Par Bineta Gueye Thiam, Présidente de WASSOR Womanity, doctorante en psychologie et Academic Associate à Nottingham Trent University (Royaume-Uni)
La récente déclaration du Premier Ministre, Monsieur Ousmane Sonko, sur la santé mentale constitue une rupture historique. Pour la première fois, un chef de gouvernement sénégalais affirme, sans détour, que la souffrance psychique de nos concitoyens ne peut plus être ignorée, reléguée, ni médicalisée à outrance.
En érigeant la santé mentale en priorité nationale, il inscrit son action dans une démarche profondément humaniste et courageuse. Cet engagement, articulé autour d’un plan stratégique 2024–2028 et d’un appel à la réforme de la loi de 1975, mérite toute notre reconnaissance. Mais cet espoir est en danger. Et il ne vient pas du Sommet, il vient des tréfonds de l’appareil administratif, où l’inertie institutionnelle agit comme un poison lent.

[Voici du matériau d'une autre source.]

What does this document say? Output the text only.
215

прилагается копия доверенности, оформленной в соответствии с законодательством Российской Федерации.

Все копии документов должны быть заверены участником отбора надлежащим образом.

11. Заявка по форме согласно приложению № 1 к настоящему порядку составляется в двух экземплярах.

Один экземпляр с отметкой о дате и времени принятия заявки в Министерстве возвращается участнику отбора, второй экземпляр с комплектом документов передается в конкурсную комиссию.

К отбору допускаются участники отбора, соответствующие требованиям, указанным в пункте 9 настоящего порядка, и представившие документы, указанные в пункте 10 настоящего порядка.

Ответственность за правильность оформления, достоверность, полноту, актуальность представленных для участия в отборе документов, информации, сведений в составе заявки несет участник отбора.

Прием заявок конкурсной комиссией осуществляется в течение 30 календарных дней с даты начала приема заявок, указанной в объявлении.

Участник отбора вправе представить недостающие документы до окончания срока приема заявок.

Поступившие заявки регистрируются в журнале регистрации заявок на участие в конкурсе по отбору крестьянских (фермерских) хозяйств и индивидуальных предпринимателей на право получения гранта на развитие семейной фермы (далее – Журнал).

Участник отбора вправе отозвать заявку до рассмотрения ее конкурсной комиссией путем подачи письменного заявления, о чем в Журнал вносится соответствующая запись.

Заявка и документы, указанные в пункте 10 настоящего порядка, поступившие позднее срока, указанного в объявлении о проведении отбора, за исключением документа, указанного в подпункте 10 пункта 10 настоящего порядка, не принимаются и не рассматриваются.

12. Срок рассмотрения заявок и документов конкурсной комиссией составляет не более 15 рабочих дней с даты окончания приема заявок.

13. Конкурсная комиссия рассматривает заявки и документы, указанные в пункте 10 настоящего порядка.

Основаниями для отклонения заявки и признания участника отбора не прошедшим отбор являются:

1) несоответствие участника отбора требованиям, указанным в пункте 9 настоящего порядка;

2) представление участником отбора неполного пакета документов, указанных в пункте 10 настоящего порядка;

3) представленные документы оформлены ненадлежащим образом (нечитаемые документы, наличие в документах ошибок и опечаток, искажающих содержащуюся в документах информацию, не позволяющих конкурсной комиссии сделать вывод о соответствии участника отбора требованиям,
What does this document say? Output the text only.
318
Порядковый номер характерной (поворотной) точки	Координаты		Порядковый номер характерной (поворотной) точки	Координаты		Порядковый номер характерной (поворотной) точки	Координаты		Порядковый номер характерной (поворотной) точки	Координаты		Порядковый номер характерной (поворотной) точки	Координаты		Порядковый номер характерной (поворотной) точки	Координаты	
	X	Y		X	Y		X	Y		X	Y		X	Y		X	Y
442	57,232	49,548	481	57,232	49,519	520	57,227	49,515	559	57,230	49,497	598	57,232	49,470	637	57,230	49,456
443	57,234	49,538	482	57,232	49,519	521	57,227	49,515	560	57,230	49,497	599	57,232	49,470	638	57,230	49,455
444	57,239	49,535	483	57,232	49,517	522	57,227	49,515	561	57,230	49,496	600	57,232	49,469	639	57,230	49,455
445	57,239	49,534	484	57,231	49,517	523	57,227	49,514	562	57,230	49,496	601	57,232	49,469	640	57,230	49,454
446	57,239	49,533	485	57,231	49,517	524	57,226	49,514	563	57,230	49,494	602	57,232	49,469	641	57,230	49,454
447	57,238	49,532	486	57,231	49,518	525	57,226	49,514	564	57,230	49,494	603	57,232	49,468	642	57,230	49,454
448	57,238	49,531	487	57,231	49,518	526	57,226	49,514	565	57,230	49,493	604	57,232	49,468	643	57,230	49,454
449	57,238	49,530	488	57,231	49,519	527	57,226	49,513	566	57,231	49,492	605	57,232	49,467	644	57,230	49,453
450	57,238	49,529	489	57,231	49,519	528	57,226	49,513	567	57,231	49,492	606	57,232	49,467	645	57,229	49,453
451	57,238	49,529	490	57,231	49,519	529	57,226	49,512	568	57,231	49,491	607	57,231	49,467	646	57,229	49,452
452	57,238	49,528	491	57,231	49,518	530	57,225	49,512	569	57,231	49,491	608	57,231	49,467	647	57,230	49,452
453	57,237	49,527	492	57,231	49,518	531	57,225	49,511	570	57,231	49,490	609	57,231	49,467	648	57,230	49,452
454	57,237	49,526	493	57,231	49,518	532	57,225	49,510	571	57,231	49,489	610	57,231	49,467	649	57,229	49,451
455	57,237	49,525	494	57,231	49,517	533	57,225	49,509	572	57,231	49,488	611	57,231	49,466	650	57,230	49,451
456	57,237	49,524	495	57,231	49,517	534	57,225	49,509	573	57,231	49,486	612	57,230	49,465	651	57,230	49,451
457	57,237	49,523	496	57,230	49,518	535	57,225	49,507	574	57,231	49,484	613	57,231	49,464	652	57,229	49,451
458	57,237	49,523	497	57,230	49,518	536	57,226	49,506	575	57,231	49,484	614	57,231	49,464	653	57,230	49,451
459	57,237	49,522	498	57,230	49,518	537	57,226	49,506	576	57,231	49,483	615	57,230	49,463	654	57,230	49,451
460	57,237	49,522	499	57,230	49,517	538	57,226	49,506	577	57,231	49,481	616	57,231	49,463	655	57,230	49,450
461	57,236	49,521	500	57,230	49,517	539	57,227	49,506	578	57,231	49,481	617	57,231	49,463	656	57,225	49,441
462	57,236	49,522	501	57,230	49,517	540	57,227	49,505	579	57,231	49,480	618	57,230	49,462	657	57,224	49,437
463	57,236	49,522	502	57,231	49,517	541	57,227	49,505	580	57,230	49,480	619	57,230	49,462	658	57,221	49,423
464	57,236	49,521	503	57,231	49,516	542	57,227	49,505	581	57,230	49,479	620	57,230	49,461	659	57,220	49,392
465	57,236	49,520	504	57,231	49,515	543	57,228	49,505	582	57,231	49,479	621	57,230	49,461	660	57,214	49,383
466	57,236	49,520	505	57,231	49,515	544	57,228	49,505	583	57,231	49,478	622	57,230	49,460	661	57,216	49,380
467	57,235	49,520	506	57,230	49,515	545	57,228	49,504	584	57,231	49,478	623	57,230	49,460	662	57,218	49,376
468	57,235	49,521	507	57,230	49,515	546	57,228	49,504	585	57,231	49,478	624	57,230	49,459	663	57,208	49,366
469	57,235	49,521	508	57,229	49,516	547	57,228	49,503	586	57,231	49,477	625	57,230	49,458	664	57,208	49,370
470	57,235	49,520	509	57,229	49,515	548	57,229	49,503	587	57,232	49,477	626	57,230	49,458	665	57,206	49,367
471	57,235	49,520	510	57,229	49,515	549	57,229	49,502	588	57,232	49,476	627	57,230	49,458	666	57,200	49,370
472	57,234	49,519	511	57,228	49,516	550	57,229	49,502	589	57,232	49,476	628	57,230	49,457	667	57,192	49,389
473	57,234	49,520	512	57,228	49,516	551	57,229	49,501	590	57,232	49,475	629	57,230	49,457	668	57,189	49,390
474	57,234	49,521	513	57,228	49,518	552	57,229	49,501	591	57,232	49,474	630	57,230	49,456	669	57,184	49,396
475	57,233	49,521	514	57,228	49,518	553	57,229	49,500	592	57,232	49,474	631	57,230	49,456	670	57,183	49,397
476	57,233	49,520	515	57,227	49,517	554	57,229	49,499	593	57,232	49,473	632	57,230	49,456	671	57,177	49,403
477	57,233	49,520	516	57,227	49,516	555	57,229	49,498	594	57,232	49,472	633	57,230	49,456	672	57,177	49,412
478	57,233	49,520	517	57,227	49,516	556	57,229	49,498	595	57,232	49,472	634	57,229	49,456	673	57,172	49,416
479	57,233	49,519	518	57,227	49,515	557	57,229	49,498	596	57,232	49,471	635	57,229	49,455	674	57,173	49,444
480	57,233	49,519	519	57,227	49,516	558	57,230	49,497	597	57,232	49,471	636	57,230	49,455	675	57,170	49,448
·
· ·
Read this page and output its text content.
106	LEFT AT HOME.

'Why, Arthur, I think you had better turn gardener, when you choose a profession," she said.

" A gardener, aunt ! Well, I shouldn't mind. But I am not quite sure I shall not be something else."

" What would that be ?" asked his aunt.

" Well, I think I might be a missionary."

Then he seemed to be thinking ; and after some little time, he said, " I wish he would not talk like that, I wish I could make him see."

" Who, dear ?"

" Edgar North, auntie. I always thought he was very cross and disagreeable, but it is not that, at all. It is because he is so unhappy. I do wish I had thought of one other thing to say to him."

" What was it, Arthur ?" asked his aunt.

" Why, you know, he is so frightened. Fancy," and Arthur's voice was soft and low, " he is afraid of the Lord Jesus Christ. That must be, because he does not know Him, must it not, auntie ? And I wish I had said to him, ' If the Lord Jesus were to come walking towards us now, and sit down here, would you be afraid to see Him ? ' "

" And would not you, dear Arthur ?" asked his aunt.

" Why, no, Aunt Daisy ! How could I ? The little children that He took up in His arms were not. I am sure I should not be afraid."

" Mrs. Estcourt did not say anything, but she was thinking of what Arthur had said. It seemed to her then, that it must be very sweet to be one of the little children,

Un Engagement Visionnaire… Et Des Freins Pathologiques
Le Premier Ministre a identifié les chantiers cruciaux : révision législative, coopération interministérielle, mise en œuvre rigoureuse. Son bureau incarne une nouvelle génération de leadership déterminé à passer des mots aux actes. Mais dans l’ombre, certains directeurs et directions, que l’on pourrait appeler, en termes psychanalytiques, des « agents de résistance », s’emploient à freiner l’élan.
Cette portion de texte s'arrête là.